研究Topics

GPUコンピューティングことはじめ

額田 彰 教授

高性能計算システム研究部門

額田教授は、スーパーコンピュータ等の最先端計算機システムを効果的に活用してさまざまな計算の高速化を実現することを目的とした高性能計算の研究者です。

(2020.11.9 公開)

 

GPUとは

GPU(Graphics Processing Unit)は本来グラフィックス処理専用のデバイスです。計算処理はCPUが担当し、可視化処理などだけがGPUに分担され、そのままディスプレイに出力されるのが一般的でした。パソコン用のゲームが普及していった結果、より高解像度のきれいな画像生成をより高速に行う需要が増え、それに応えるためGPUの処理速度が飛躍的に向上していきました。GPUが行う画像処理は定型的で、画面の各ピクセルの値(色)を計算するために同等の処理を多数、別個のデータに対して行うという性質があります。

CPUとGPUの違い

 

このため演算器の数を増大させることがCPUよりずっと容易なアーキテクチャになっており、いつのまにか32bitの浮動小数演算性能において当時のCPUを上回っていました。また多数の演算器にデータを送る必要があるためGPUは少ない容量ながらも専用のメモリを搭載し、そのデータ転送速度はCPUのメインメモリを超えるようになりました。

GPUによる汎用計算

GPUがCPUより高い演算性能を持つとわかるとGPUを計算に使いたくなるものです。元々GPUはグラフィックス処理しかできない構造でしたが、グラフィックス分野も急激に進歩し、GPUのハードウェアも処理内容を詳細にプログラム可能になってきて、2000年代後半ついに、汎用計算向けのプログラム開発環境がGPUベンダーから提供されるようになりました。
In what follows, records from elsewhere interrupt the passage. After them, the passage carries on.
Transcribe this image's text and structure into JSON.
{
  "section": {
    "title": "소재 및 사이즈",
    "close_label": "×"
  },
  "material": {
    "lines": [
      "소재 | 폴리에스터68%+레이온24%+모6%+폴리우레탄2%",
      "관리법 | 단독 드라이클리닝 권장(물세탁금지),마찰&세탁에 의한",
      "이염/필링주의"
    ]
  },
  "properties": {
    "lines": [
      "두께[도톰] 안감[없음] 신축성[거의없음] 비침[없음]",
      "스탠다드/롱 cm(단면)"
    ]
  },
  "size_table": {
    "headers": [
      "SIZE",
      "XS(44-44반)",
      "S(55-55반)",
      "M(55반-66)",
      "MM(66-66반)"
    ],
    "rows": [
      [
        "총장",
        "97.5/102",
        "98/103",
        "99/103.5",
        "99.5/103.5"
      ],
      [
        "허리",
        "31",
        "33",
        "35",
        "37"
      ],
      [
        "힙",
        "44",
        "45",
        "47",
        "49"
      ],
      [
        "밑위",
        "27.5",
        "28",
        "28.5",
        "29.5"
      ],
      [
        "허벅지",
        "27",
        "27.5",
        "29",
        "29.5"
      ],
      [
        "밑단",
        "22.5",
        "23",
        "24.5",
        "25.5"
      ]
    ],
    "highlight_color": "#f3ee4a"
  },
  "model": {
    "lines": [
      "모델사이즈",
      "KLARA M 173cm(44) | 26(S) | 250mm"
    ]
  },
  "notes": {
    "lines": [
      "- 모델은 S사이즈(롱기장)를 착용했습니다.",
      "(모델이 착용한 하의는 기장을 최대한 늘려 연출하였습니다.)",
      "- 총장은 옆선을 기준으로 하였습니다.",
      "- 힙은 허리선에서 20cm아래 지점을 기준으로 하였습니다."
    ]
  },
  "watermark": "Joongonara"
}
これまで様々な計算がGPUプログラムに移植されて高速化を実現しています。しかしどのような計算でもよいわけではなく、「同等の処理を多数」実行するというハードウェアの基本に合わせなければ意味がありません。CPUは多くても数十コアを搭載しているものが主流ですが、GPUのコア数は数千規模でさらにその何倍もの並列性がなければ演算器をフルに活用することができません。提供されているプログラミング言語もこれを想定したものになっていて、その型にはまるようにうまく記述できるような計算内容であればGPUで高速化できることが多いと言えます。

CPU用のプログラムをGPUに移植すると、今後CPU用とGPU用の2つのコードを管理し続けなければなりません。計算内容がもう変わることがないのであれば問題ありませんが、最先端研究で使用されているソフトウェアは頻繁に更新され続けることが多くなっています。そこで近年需要が高まっているのがOpenACCやOpenMPのような、指示詞(コメント文)によるGPU化の方法です。プログラマはコードの中で並列性が高くGPUで高速化可能な箇所を指示し、コンパイラがGPU用のコードを生成してくれます。コンパイラの負担が非常に大きいのですが、これによってCPU用とGPU用の両方の実行プログラムをコンパイラのオプションの切り替えのみで生成でき、コードの管理が楽になります。

指示詞(コメント文)によるGPU化(OpenACCの場合)

 

今後

現在、世界トップ500のスパコンの中にはCygnusを含め多数のGPU搭載システムがあります。これはGPUがすでに汎用計算用のプロセッサとして広く受け入れられていることを示し、またコストパフォーマンスや電力効率においても優れていることもシステム調達の検討時に大きなポイントになっているようです。